Some €1.1 billion of the €4 billion in extra spending approved by Cabinet will fund cost-of-living measures announced in the budget including additional social welfare payments like the Christmas bonus and the three €150 energy credits for households.
Another €850 million will be provided to the Department of Education to accelerate the school building programme and for additional pay costs.
The Department of Children has been allocated another €170 million to provide more funding for Tusla, the Child and Family Agency and disability services.
By the end of 2023 some €1.3 million in extra funding will also have been provided to a number of departments providing services to people arriving to Ireland fleeing the war in Ukraine.
Separately, minister for housing Darragh O’Brien received Government approval to continue the Housing for All plan’s land acquisition fund. Some €114 million was allocated to it.
The fund will be administered by the Housing Agency with the aim of strategic acquisition of sites for social as well as affordable housing, particularly in Dublin and Galway.
Mr O’Brien also got approval to increase the number of social housing acquisitions from 200 to 1,500 in 2024, to continue the tenant in situ scheme and reduce the risk of homelessness due to landlords selling properties.
Tánaiste and Minister for Defence Micheál Martin, meanwhile, welcomed the publication of the detailed implementation plan for the Report of the Commission on the Defence Forces.
Mr Martin said he is “deeply committed to the transformation of the Defence Forces into a modern, fit for purpose organisation”.

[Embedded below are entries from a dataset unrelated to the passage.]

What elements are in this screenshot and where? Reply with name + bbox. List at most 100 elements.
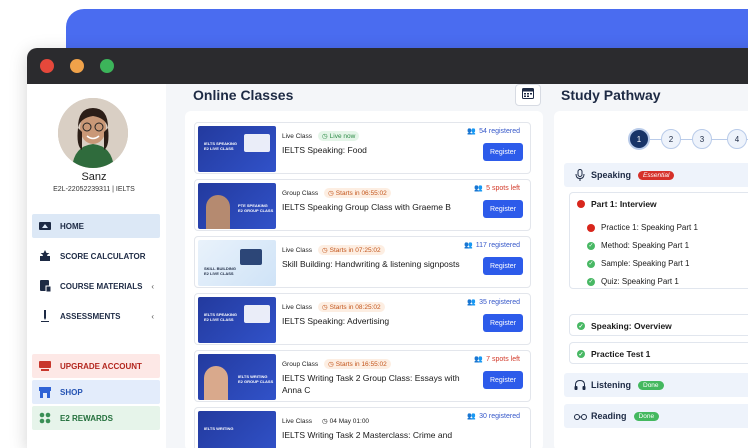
status-badge: ◷ Starts in 08:25:02 [317, 302, 385, 312]
upgrade-icon [39, 360, 51, 372]
pathway-item[interactable]: ✓ Method: Speaking Part 1 [587, 241, 689, 250]
clock-icon: ◷ [328, 361, 334, 368]
class-thumbnail: IELTS WRITING [198, 411, 276, 448]
class-type: Live Class [282, 303, 312, 311]
calendar-icon [522, 86, 534, 104]
status-text: Live now [329, 132, 356, 140]
step-4[interactable]: 4 [727, 129, 747, 149]
clock-icon: ◷ [328, 190, 334, 197]
users-icon: 👥 [467, 128, 477, 135]
step-1[interactable]: 1 [628, 128, 650, 150]
check-icon: ✓ [587, 277, 595, 286]
sidebar-item-e2-rewards[interactable]: E2 REWARDS [32, 406, 160, 430]
step-3[interactable]: 3 [692, 129, 712, 149]
incomplete-dot [587, 223, 595, 232]
section-listening[interactable]: Listening Done [564, 373, 748, 397]
register-button[interactable]: Register [483, 371, 523, 389]
registration-count-text: 35 registered [479, 298, 520, 306]
section-speaking[interactable]: Speaking Essential [564, 163, 748, 187]
pathway-item[interactable]: ✓ Sample: Speaking Part 1 [587, 259, 690, 268]
class-card[interactable]: IELTS WRITING E2 GROUP CLASS Group Class… [194, 350, 531, 402]
register-button[interactable]: Register [483, 200, 523, 218]
pencil-icon [39, 310, 51, 322]
status-badge: ◷ Starts in 06:55:02 [324, 188, 391, 198]
status-badge: ◷ Starts in 16:55:02 [324, 359, 391, 369]
live-icon: ◷ [321, 133, 328, 140]
part1-label: Part 1: Interview [591, 199, 657, 209]
practice-test-box[interactable]: ✓ Practice Test 1 [569, 342, 748, 364]
online-classes-panel: IELTS SPEAKING E2 LIVE CLASS Live Class … [185, 111, 543, 448]
status-text: Starts in 16:55:02 [335, 360, 387, 368]
class-card[interactable]: PTE SPEAKING E2 GROUP CLASS Group Class … [194, 179, 531, 231]
spots-left-text: 7 spots left [486, 355, 520, 363]
shop-icon [39, 386, 51, 398]
class-type: Group Class [282, 189, 319, 197]
registration-count-text: 30 registered [479, 412, 520, 420]
thumbnail-caption: PTE SPEAKING E2 GROUP CLASS [238, 203, 274, 213]
sidebar-item-shop[interactable]: SHOP [32, 380, 160, 404]
thumbnail-caption: IELTS SPEAKING E2 LIVE CLASS [204, 312, 238, 322]
class-thumbnail: SKILL BUILDING E2 LIVE CLASS [198, 240, 276, 286]
thumbnail-screen [244, 305, 270, 323]
thumbnail-teacher [204, 366, 228, 400]
chevron-left-icon: ‹ [151, 311, 154, 321]
section-label: Reading [591, 411, 627, 421]
registration-count: 👥 30 registered [467, 412, 520, 421]
class-card[interactable]: IELTS WRITING Live Class ◷ 04 May 01:00 I… [194, 407, 531, 448]
users-icon: 👥 [467, 299, 477, 306]
status-text: Starts in 08:25:02 [329, 303, 381, 311]
overview-label: Speaking: Overview [591, 321, 672, 331]
clock-icon: ◷ [321, 304, 328, 311]
pathway-item-label: Sample: Speaking Part 1 [601, 259, 690, 268]
sidebar-item-score-calculator[interactable]: SCORE CALCULATOR [32, 244, 160, 268]
spots-left: 👥 7 spots left [474, 355, 520, 364]
avatar[interactable] [58, 98, 128, 168]
step-2[interactable]: 2 [661, 129, 681, 149]
section-label: Listening [591, 380, 631, 390]
spots-left-text: 5 spots left [486, 184, 520, 192]
close-window-button[interactable] [40, 59, 54, 73]
class-card[interactable]: SKILL BUILDING E2 LIVE CLASS Live Class … [194, 236, 531, 288]
microphone-icon [574, 169, 586, 181]
users-icon: 👥 [464, 242, 473, 249]
calendar-button[interactable] [515, 84, 541, 106]
app-window: Sanz E2L-22052239311 | IELTS HOME SCORE … [27, 48, 748, 448]
users-icon: 👥 [467, 413, 477, 420]
title-bar [27, 48, 748, 84]
check-icon: ✓ [577, 350, 585, 358]
sidebar-item-label: COURSE MATERIALS [60, 281, 143, 291]
class-type: Live Class [282, 132, 312, 140]
maximize-window-button[interactable] [100, 59, 114, 73]
overview-box[interactable]: ✓ Speaking: Overview [569, 314, 748, 336]
pathway-item[interactable]: Practice 1: Speaking Part 1 [587, 223, 698, 232]
sidebar-item-course-materials[interactable]: COURSE MATERIALS ‹ [32, 274, 160, 298]
essential-badge: Essential [638, 170, 675, 180]
user-name: Sanz [81, 171, 107, 183]
pathway-item[interactable]: ✓ Quiz: Speaking Part 1 [587, 277, 679, 286]
registration-count: 👥 35 registered [467, 298, 520, 307]
status-badge: ◷ Live now [317, 131, 360, 141]
done-badge: Done [638, 380, 664, 390]
study-pathway-title: Study Pathway [561, 87, 661, 103]
thumbnail-caption: IELTS SPEAKING E2 LIVE CLASS [204, 141, 238, 151]
thumbnail-teacher [206, 195, 230, 229]
section-reading[interactable]: Reading Done [564, 404, 748, 428]
class-card[interactable]: IELTS SPEAKING E2 LIVE CLASS Live Class … [194, 122, 531, 174]
app-content: Sanz E2L-22052239311 | IELTS HOME SCORE … [27, 84, 748, 448]
overview-row: ✓ Speaking: Overview [577, 321, 672, 331]
sidebar-item-assessments[interactable]: ASSESSMENTS ‹ [32, 304, 160, 328]
part1-header[interactable]: Part 1: Interview [577, 199, 657, 209]
register-button[interactable]: Register [483, 314, 523, 332]
class-card[interactable]: IELTS SPEAKING E2 LIVE CLASS Live Class … [194, 293, 531, 345]
thumbnail-caption: IELTS WRITING [204, 426, 234, 431]
date-text: 04 May 01:00 [329, 417, 370, 425]
minimize-window-button[interactable] [70, 59, 84, 73]
class-thumbnail: PTE SPEAKING E2 GROUP CLASS [198, 183, 276, 229]
register-button[interactable]: Register [483, 143, 523, 161]
sidebar-item-label: SHOP [60, 387, 83, 397]
sidebar-item-home[interactable]: HOME [32, 214, 160, 238]
sidebar-item-upgrade-account[interactable]: UPGRADE ACCOUNT [32, 354, 160, 378]
register-button[interactable]: Register [483, 257, 523, 275]
thumbnail-screen [244, 134, 270, 152]
section-label: Speaking [591, 170, 632, 180]
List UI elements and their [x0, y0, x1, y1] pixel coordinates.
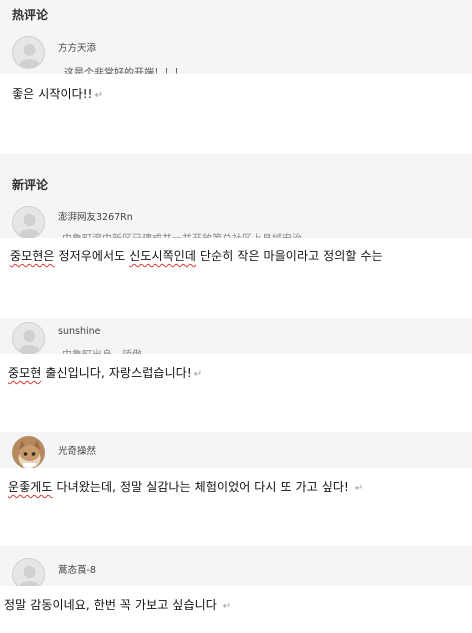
translation-line-5: 정말 감동이네요, 한번 꼭 가보고 싶습니다 ↵: [4, 596, 231, 613]
underlined-word: 신도시쪽인데: [129, 249, 197, 263]
translation-box-1: 좋은 시작이다!! ↵: [0, 74, 472, 154]
comment-text-peek: 这是个非常好的开端！！！: [64, 68, 184, 74]
avatar[interactable]: [12, 322, 45, 355]
hot-section-band-lower: [0, 150, 472, 242]
translation-line-1: 좋은 시작이다!! ↵: [12, 85, 103, 102]
translation-text: 단순히 작은 마을이라고 정의할 수는: [196, 249, 383, 263]
hot-comments-title: 热评论: [12, 8, 49, 22]
underlined-word: 운좋게도: [8, 480, 53, 494]
translation-box-2: 중모현은 정저우에서도 신도시쪽인데 단순히 작은 마을이라고 정의할 수는: [0, 238, 472, 318]
comment-username[interactable]: 澎湃网友3267Rn: [58, 209, 133, 223]
translation-box-3: 중모현 출신입니다, 자랑스럽습니다! ↵: [0, 354, 472, 432]
new-comments-title: 新评论: [12, 178, 49, 192]
translation-text: 출신입니다, 자랑스럽습니다!: [41, 366, 192, 380]
avatar[interactable]: [12, 206, 45, 239]
paragraph-mark-icon: ↵: [193, 369, 203, 380]
comment-username[interactable]: 光奇操然: [58, 443, 96, 457]
comment-username[interactable]: sunshine: [58, 326, 100, 337]
translation-text: 다녀왔는데, 정말 실감나는 체험이었어 다시 또 가고 싶다!: [52, 480, 353, 494]
comment-username[interactable]: 蒿态莨-8: [58, 562, 96, 576]
avatar[interactable]: [12, 36, 45, 69]
translation-text: 정저우에서도: [54, 249, 130, 263]
avatar-cat-photo[interactable]: [12, 436, 45, 469]
translation-box-5: 정말 감동이네요, 한번 꼭 가보고 싶습니다 ↵: [0, 586, 472, 633]
translation-box-4: 운좋게도 다녀왔는데, 정말 실감나는 체험이었어 다시 또 가고 싶다! ↵: [0, 468, 472, 546]
translation-line-2: 중모현은 정저우에서도 신도시쪽인데 단순히 작은 마을이라고 정의할 수는: [10, 247, 383, 264]
translation-text: 좋은 시작이다!!: [12, 87, 93, 101]
translation-text: 정말 감동이네요, 한번 꼭 가보고 싶습니다: [4, 598, 221, 612]
underlined-word: 중모현: [8, 366, 42, 380]
translation-line-3: 중모현 출신입니다, 자랑스럽습니다! ↵: [8, 364, 202, 381]
translation-line-4: 운좋게도 다녀왔는데, 정말 실감나는 체험이었어 다시 또 가고 싶다! ↵: [8, 478, 363, 495]
paragraph-mark-icon: ↵: [354, 483, 364, 494]
underlined-word: 중모현은: [10, 249, 55, 263]
paragraph-mark-icon: ↵: [94, 90, 104, 101]
comment-username[interactable]: 方方天添: [58, 40, 96, 54]
paragraph-mark-icon: ↵: [222, 601, 232, 612]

Cabinet also signed off on a Double Taxation Protocol between Ireland and Jersey, amending a previous agreement from 2009.
Most of Ireland’s double taxation agreements are being modified to incorporate new measures to prevent so-called Base Erosion and Profit Shifting (BEPS), where multinationals exploit loopholes to avoid paying tax.
Because the current double taxation agreement between Ireland and Jersey was limited in nature, some of the new anti-BEPS minimum standards and best practices cannot apply and a new protocol is needed.
It was negotiated bilaterally with Jersey and a similar approach was followed in the cases of Guernsey, the Isle of Man, the Netherlands and Switzerland.
Ministers separately agreed not to oppose a motion being put forward in the Seanad by Fianna Fáil senators on artificial intelligence (AI) and emerging technologies.
Among other measures the motion calls for the setting up of new Oireachtas committees – one on AI and another entitled a Committee of the Future – in the next Dáil term.